Lincoln Financial Media was a subsidiary of Lincoln National Corporation that owns radio stations in the United States. The division was formed in 2006 following the company's acquisition of Jefferson-Pilot's television and radio operations, which were renamed Lincoln Financial Media.
The media company began in 1945 as Jefferson Communications, Inc., which later became Jefferson-Pilot Communications in 1968. The company was a media-centered division of the Jefferson Standard Insurance Company of Greensboro, North Carolina. Jefferson-Pilot owned WBT-AM-FM and WBTV, all of which are based in Charlotte, North Carolina. In 1962, the company conceived Jefferson Productions (later Jefferson Pilot Teleproductions, later Jefferson Pilot Sports), a production arm that produced television programs and commercials, but later chose to produce syndicated sports programming only by the 1980s. It was originally intended to produce promos and local television shows for WBTV, but had since grown to producing nationally syndicated talk shows and variety shows; and mainly commercials for major companies that aired nationwide.  For further information, see the section “Lincoln Financial Sports” at the end of this article.
In April 2006, the Jefferson Pilot Corporation merged with the Lincoln National Corporation; taking the media and sports broadcasting division with it, Jefferson Pilot Communications became Lincoln Financial Media.

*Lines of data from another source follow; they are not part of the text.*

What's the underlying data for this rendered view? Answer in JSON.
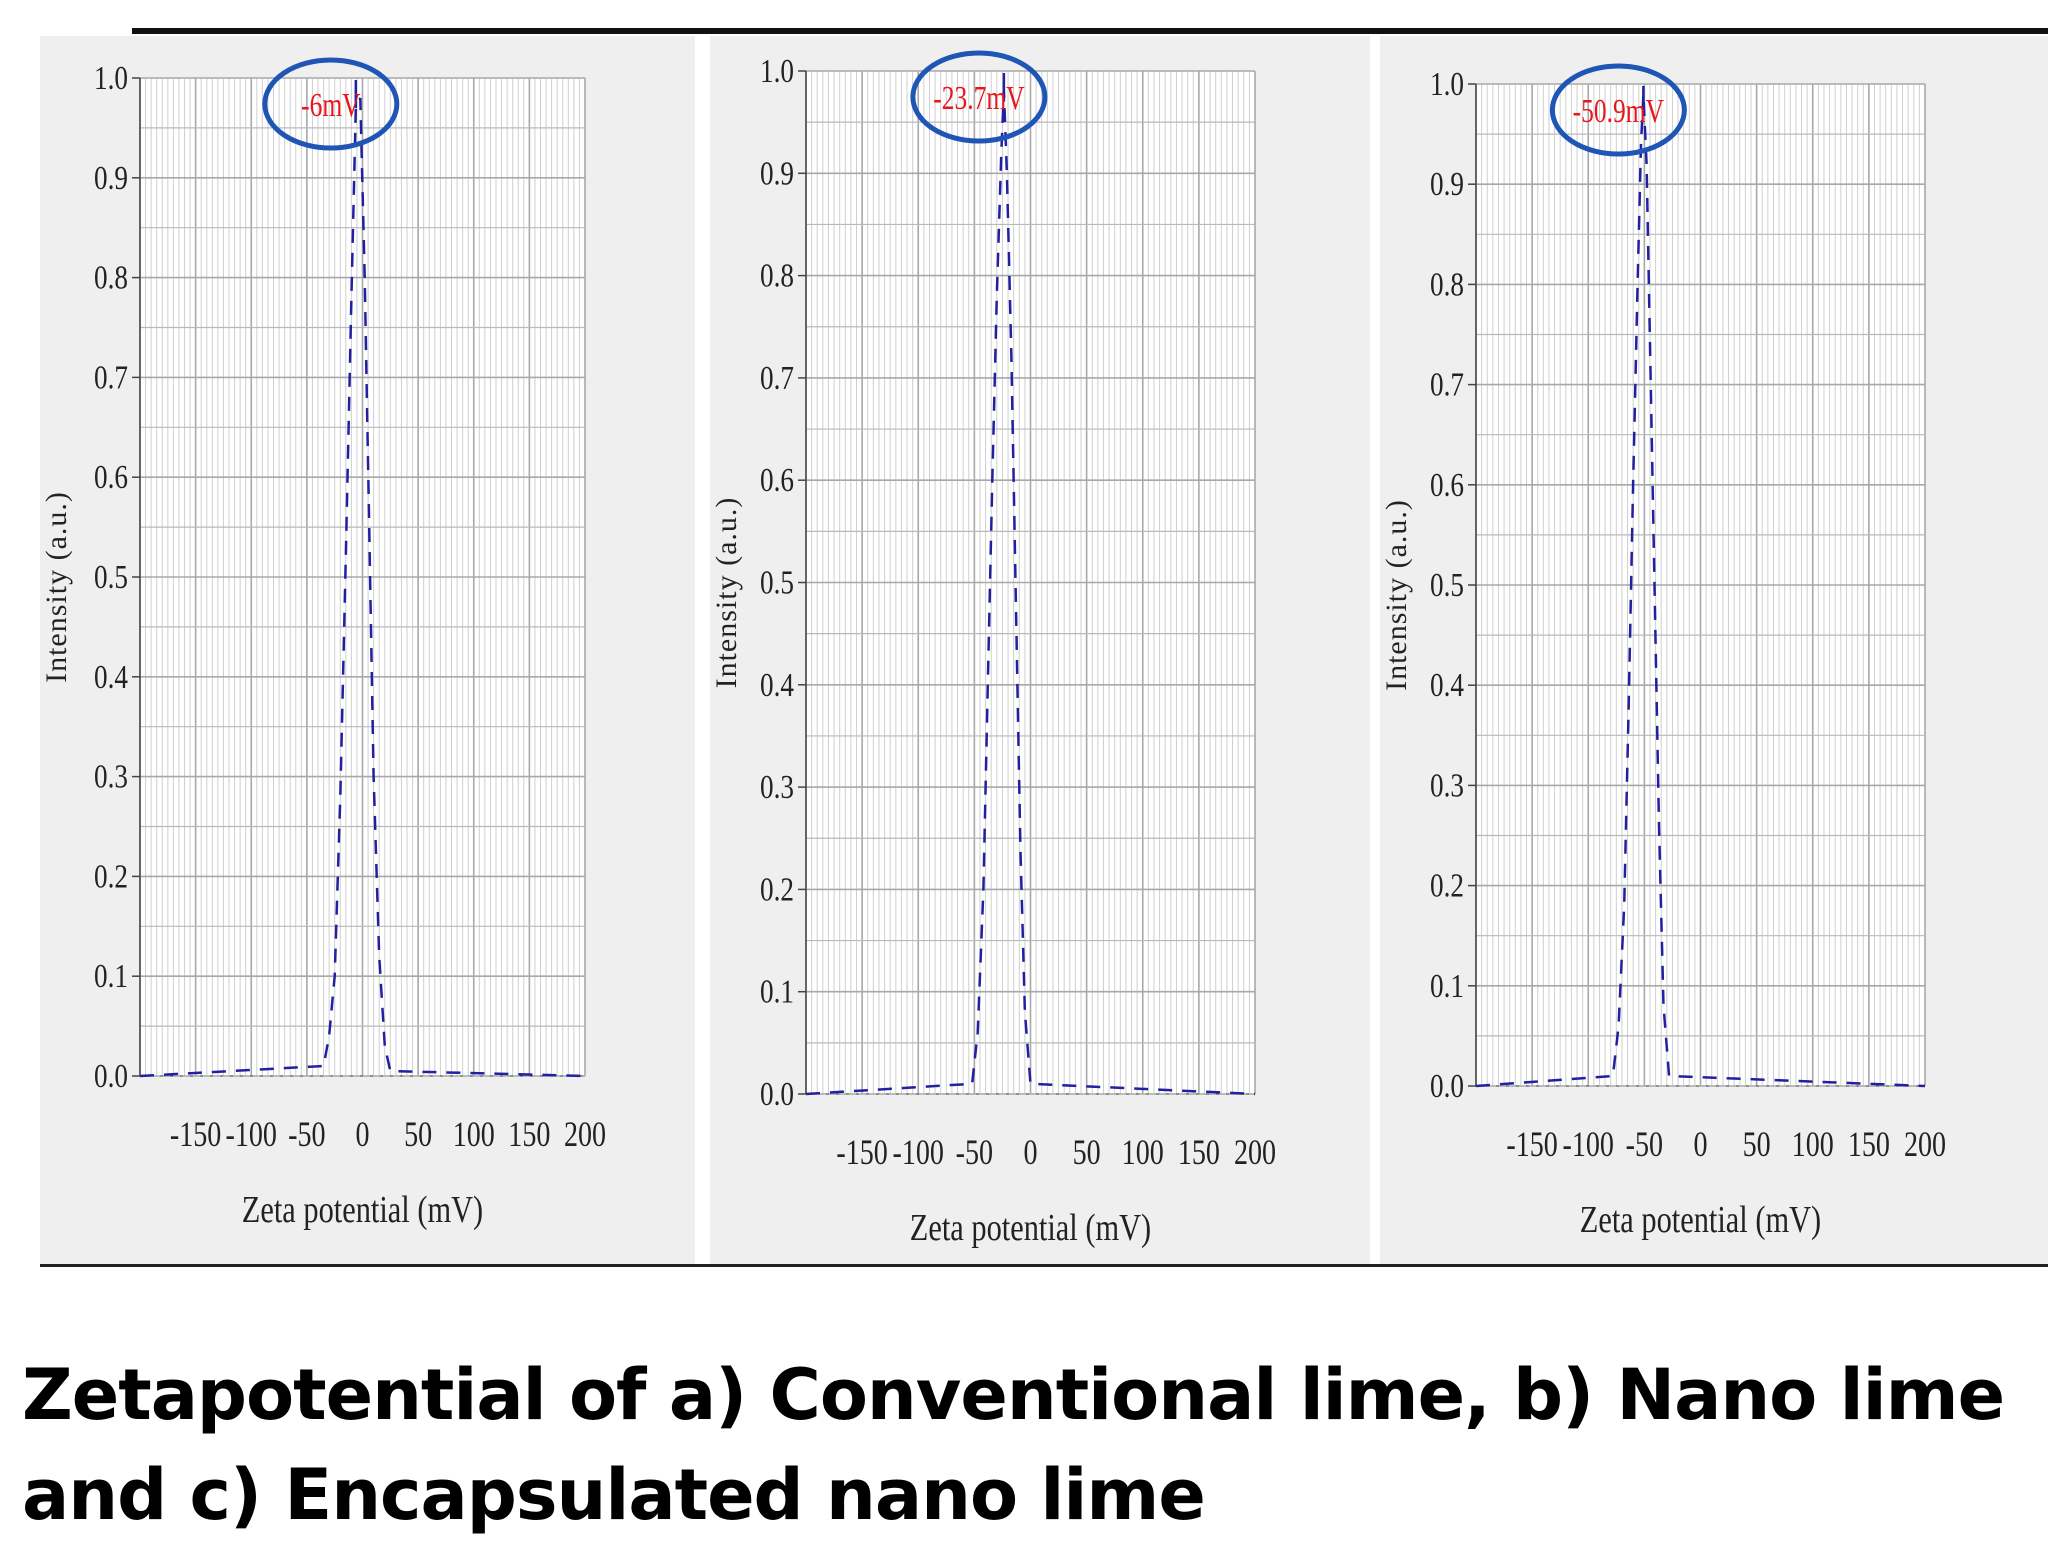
{
  "caption": "Zetapotential of a) Conventional lime, b) Nano lime and c) Encapsulated nano lime",
  "colors": {
    "curve": "#2020a0",
    "circle": "#1f55b5",
    "annotation": "#e8161d",
    "grid": "#b9b9b9",
    "panel_bg": "#efefef"
  },
  "chart_data": [
    {
      "type": "line",
      "xlabel": "Zeta potential (mV)",
      "ylabel": "Intensity (a.u.)",
      "xlim": [
        -200,
        200
      ],
      "ylim": [
        0,
        1.0
      ],
      "xticks": [
        -150,
        -100,
        -50,
        0,
        50,
        100,
        150,
        200
      ],
      "yticks": [
        0.0,
        0.1,
        0.2,
        0.3,
        0.4,
        0.5,
        0.6,
        0.7,
        0.8,
        0.9,
        1.0
      ],
      "grid": true,
      "annotation": "-6mV",
      "peak": -6,
      "series": [
        {
          "x": [
            -200,
            -35,
            -30,
            -25,
            -20,
            -15,
            -10,
            -6,
            -2,
            2,
            6,
            10,
            15,
            20,
            25,
            200
          ],
          "values": [
            0,
            0.01,
            0.04,
            0.1,
            0.28,
            0.52,
            0.78,
            0.97,
            0.98,
            0.8,
            0.55,
            0.3,
            0.12,
            0.03,
            0.005,
            0
          ]
        }
      ]
    },
    {
      "type": "line",
      "xlabel": "Zeta potential (mV)",
      "ylabel": "Intensity (a.u.)",
      "xlim": [
        -200,
        200
      ],
      "ylim": [
        0,
        1.0
      ],
      "xticks": [
        -150,
        -100,
        -50,
        0,
        50,
        100,
        150,
        200
      ],
      "yticks": [
        0.0,
        0.1,
        0.2,
        0.3,
        0.4,
        0.5,
        0.6,
        0.7,
        0.8,
        0.9,
        1.0
      ],
      "grid": true,
      "annotation": "-23.7mV",
      "peak": -23.7,
      "series": [
        {
          "x": [
            -200,
            -52,
            -47,
            -42,
            -38,
            -34,
            -30,
            -26,
            -23.7,
            -21,
            -17,
            -13,
            -9,
            -5,
            0,
            200
          ],
          "values": [
            0,
            0.01,
            0.06,
            0.2,
            0.4,
            0.6,
            0.78,
            0.92,
            0.98,
            0.9,
            0.72,
            0.48,
            0.24,
            0.08,
            0.01,
            0
          ]
        }
      ]
    },
    {
      "type": "line",
      "xlabel": "Zeta potential (mV)",
      "ylabel": "Intensity (a.u.)",
      "xlim": [
        -200,
        200
      ],
      "ylim": [
        0,
        1.0
      ],
      "xticks": [
        -150,
        -100,
        -50,
        0,
        50,
        100,
        150,
        200
      ],
      "yticks": [
        0.0,
        0.1,
        0.2,
        0.3,
        0.4,
        0.5,
        0.6,
        0.7,
        0.8,
        0.9,
        1.0
      ],
      "grid": true,
      "annotation": "-50.9mV",
      "peak": -50.9,
      "series": [
        {
          "x": [
            -200,
            -78,
            -73,
            -68,
            -64,
            -60,
            -56,
            -53,
            -50.9,
            -48,
            -45,
            -41,
            -37,
            -33,
            -28,
            200
          ],
          "values": [
            0,
            0.01,
            0.06,
            0.18,
            0.38,
            0.6,
            0.8,
            0.94,
            0.99,
            0.92,
            0.74,
            0.5,
            0.26,
            0.08,
            0.01,
            0
          ]
        }
      ]
    }
  ]
}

In June 2007, the company publicly announced it would explore a sale of this division, and hired Merrill Lynch to assess its strategic options. On November 12, 2007, Raycom Media announced that it would acquire Lincoln Financial Media's three television stations, along with the Lincoln Financial Sports division (which was folded into Raycom Sports) for $583 million. The acquisition was completed in April 2008.
On December 8, 2014, Entercom announced its intent to acquire the remainder of Lincoln Financial Media for $110 million and working capital. To comply with ownership limits, Entercom will divest one of its existing stations in Denver. Later, Entercom announced it would swap four of its stations in Denver to Bonneville International in exchange for KSWD in Los Angeles. The merger was completed on July 17 and Bonneville and Entercom began operating their new clusters under time-brokerage agreements that same day.